Natural Language Processing (NLP)
===
(1) NLP Tasks: How does it perform? 
    
    (a) Well: Spam detection, Parts-of-Speech (POS) tagging see www.parts-of-speech.info, and Named-Entity-Recognition (NER).
    
    (b) Good: Sentiment analysis, Machine Translation see https://translate.google.com, and Information extraction
    
    (c) Sometimes: Machine conversations (recognize speech, wreck a nice beach), Paraphrasing and summarization.  e.x., pinterest.
    
    (d) Interesting progress: word2vec (uses ann)

(2) Spam Detector

(3) Sentiment Analyzer

(4) Exlpore NLTK

(5) Latent Semantic Analysis (LSA)

(6) Article spinner

Why is NLP Hard? Math is universal, but language is ambiguous! For example, "Republicans Grill IRS Chief Over Lost Emails" could be interpretted as "Republicans harshly question the chief about emails" or "Republicans cook the chief using email as fuel". Another example, "I saw a man on a hill with a telescope." could be interpretted as "There's a man on a hill and I'm watching him with a telescope." , "There's a man on a hill, who I'm seeing, and he has a telescope.", "There's a man, and he's on a hill that also has a telescope on it.", "I'm on a hill, and I saw a man using a telescope."  Non-formal language: Twitter is limited to 140 characters, "U", "UR", "LOL", "netflix and chill"  Remember language = text and voice. Voice requires signal processing.

Spam Detector
---
Let's get the pre-processed data here:
http://archive.ics.uci.edu/ml/datasets/Spambase

2 main takeaways:
(1) A lot of NLP is just pre-processing data, so we can use ML algorithms we already know.
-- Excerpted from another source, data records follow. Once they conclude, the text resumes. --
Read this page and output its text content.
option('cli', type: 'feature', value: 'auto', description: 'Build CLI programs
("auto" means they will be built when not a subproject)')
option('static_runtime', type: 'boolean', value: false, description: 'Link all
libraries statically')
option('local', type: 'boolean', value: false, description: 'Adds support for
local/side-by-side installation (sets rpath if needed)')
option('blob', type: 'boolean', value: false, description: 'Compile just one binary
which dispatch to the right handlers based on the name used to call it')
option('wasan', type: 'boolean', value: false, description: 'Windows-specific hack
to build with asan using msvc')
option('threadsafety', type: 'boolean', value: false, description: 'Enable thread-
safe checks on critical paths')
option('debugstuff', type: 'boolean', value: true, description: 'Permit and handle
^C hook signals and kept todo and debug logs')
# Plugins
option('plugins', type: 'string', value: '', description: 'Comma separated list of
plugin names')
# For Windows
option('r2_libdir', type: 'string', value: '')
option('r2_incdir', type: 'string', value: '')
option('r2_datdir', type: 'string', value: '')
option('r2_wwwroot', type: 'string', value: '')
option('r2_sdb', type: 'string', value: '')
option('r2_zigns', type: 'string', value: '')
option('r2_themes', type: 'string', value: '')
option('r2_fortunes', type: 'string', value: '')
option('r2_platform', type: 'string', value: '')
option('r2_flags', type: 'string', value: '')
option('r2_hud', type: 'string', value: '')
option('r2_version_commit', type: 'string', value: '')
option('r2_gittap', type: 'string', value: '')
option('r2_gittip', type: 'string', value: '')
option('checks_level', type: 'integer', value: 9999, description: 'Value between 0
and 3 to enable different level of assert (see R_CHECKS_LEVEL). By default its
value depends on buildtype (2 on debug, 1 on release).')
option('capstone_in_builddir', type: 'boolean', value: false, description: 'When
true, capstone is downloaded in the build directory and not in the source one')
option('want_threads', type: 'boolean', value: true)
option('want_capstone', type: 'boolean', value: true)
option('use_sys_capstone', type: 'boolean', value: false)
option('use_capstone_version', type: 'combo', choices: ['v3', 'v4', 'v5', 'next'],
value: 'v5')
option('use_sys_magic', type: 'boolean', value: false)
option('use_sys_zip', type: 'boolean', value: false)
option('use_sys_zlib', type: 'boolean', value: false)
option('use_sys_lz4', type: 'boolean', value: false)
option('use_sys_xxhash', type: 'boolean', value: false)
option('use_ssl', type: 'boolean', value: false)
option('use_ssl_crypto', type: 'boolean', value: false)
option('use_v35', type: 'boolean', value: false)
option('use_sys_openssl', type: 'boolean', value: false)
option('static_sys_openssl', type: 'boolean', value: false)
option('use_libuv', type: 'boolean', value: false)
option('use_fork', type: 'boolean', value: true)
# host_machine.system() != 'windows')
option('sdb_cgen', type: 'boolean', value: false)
(2) You can choose ANY ML algorithm as long as you can make the data fit.

Sci-kit learn.

Pre-processing 
---
Columns 1...48

word frequncy measure - number of times word appears divided by the number of words in the documents x 100

Last column is a label

1=spam, 0=not spam
One example of a "term-document matrix" - terms go along columns, documents (aka emails) go along rows


In [1]:
# sklearn.naive_bayes.MultinomialNB
from sklearn.naive_bayes import MultinomialNB
import pandas as pd 
import numpy as np

data = pd.read_csv("/home/mike/Downloads/spambase/spambase.data").as_matrix()
np.random.shuffle(data)

X = data[:,:48]
Y = data[:,-1]

Xtrain = X[:-100,]
Ytrain = Y[:-100,]

Xtest = X[-100:,]
Ytest = Y[-100:,]

model = MultinomialNB()
model.fit(Xtrain,Ytrain)
print "Classification rate for NB:", model.score(Xtest,Ytest)

Classification rate for NB: 0.85


In [2]:
from sklearn.ensemble import AdaBoostClassifier

model = AdaBoostClassifier()
model.fit(Xtrain,Ytrain)
print "Classification rate for AdaBoost:", model.score(Xtest,Ytest)

Classification rate for AdaBoost: 0.92


Other Types of Features
---

Most of these fit into what we call "bag of words")

(1) word proportion (we already saw this)

(2) raw word counts

(3) binary (1 if word appears, o otherwise)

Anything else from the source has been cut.